The Normal Doppler Venous Examination

Baker, William H.; Hayes, Andrew C.
April 1983
Angiology;Apr1983, Vol. 34 Issue 4, p283
Academic Journal
The clinical diagnosis of acute deep vein thrombosis (DVT) is but 50% accurate when compared to the results of contrast venography. This clinical inaccuracy had led to the dependence of the physician upon laboratory diagnosis. Whereas contrast venography is the gold standard of diagnosis, its expense, special equipment, personnel, and discomfort make it unsuitable for evaluating large numbers of patients.
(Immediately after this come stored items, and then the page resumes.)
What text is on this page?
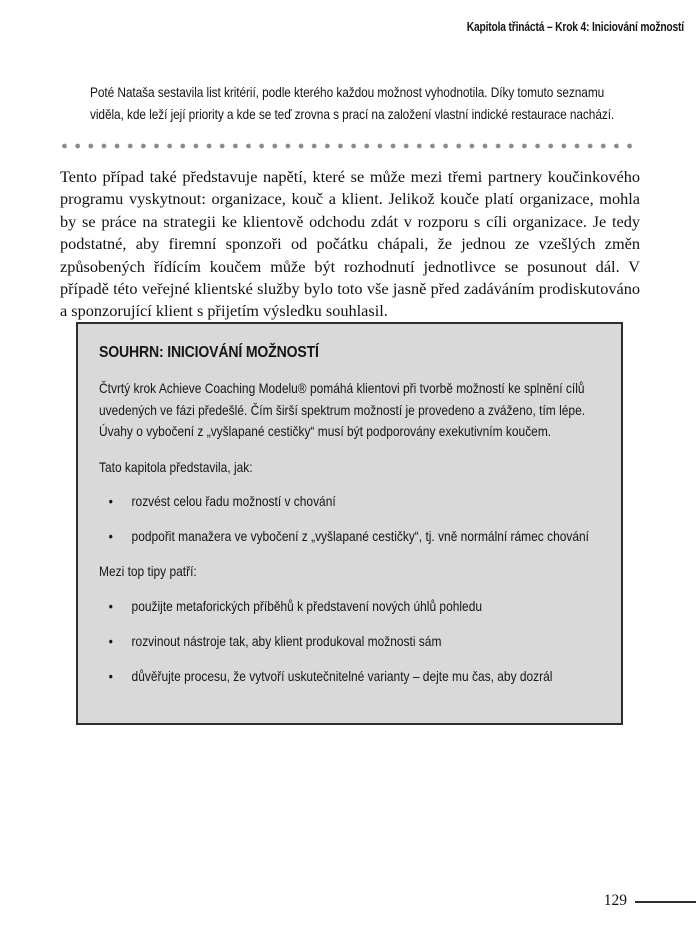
Kapitola třináctá – Krok 4: Iniciování možností
Poté Nataša sestavila list kritérií, podle kterého každou možnost vyhodnotila. Díky tomuto seznamu viděla, kde leží její priority a kde se teď zrovna s prací na založení vlastní indické restaurace nachází.
Tento případ také představuje napětí, které se může mezi třemi partnery koučinkového programu vyskytnout: organizace, kouč a klient. Jelikož kouče platí organizace, mohla by se práce na strategii ke klientově odchodu zdát v rozporu s cíli organizace. Je tedy podstatné, aby firemní sponzoři od počátku chápali, že jednou ze vzešlých změn způsobených řídícím koučem může být rozhodnutí jednotlivce se posunout dál. V případě této veřejné klientské služby bylo toto vše jasně před zadáváním prodiskutováno a sponzorující klient s přijetím výsledku souhlasil.
SOUHRN: INICIOVÁNÍ MOŽNOSTÍ

Čtvrtý krok Achieve Coaching Modelu® pomáhá klientovi při tvorbě možností ke splnění cílů uvedených ve fázi předešlé. Čím širší spektrum možností je provedeno a zváženo, tím lépe. Úvahy o vybočení z „vyšlapané cestičky“ musí být podporovány exekutivním koučem.

Tato kapitola představila, jak:

• rozvést celou řadu možností v chování
• podpořit manažera ve vybočení z „vyšlapané cestičky“, tj. vně normální rámec chování

Mezi top tipy patří:

• použijte metaforických příběhů k představení nových úhlů pohledu
• rozvinout nástroje tak, aby klient produkoval možnosti sám
• důvěřujte procesu, že vytvoří uskutečnitelné varianty – dejte mu čas, aby dozrál
129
For this reason, numerous noninvasive tests utilizing plethysmographic and Doppler techniques have been developed to evaluate patients with suspected venous disease, and when expertly performed have a degree of accuracy of approximately 90%. This degree of accuracy coincides with the experience of our peripheral vascular laboratory using the Doppler venous examination. Based on these statistics, our current practice is to evaluate patients suspected of having DVT with a Doppler venous examination (Figure 1). If the test is abnormal or equivocal, contrast venography is usually obtained and anticoagulation recommended. Contrariwise, if the Doppler venous examination is normal, venography is not obtained, and anticoagulation treatment is not recommended. This practice should reduce the number of venograms in a patient population that is not at an increased risk of pulmonary embolism or repeated deep venous thrombosis. To evaluate the validity and safety of this practice, one hundred eighty-six patients with normal Doppler venous examinations in whom contrast venography was not obtained were evaluated and form the basis of this report.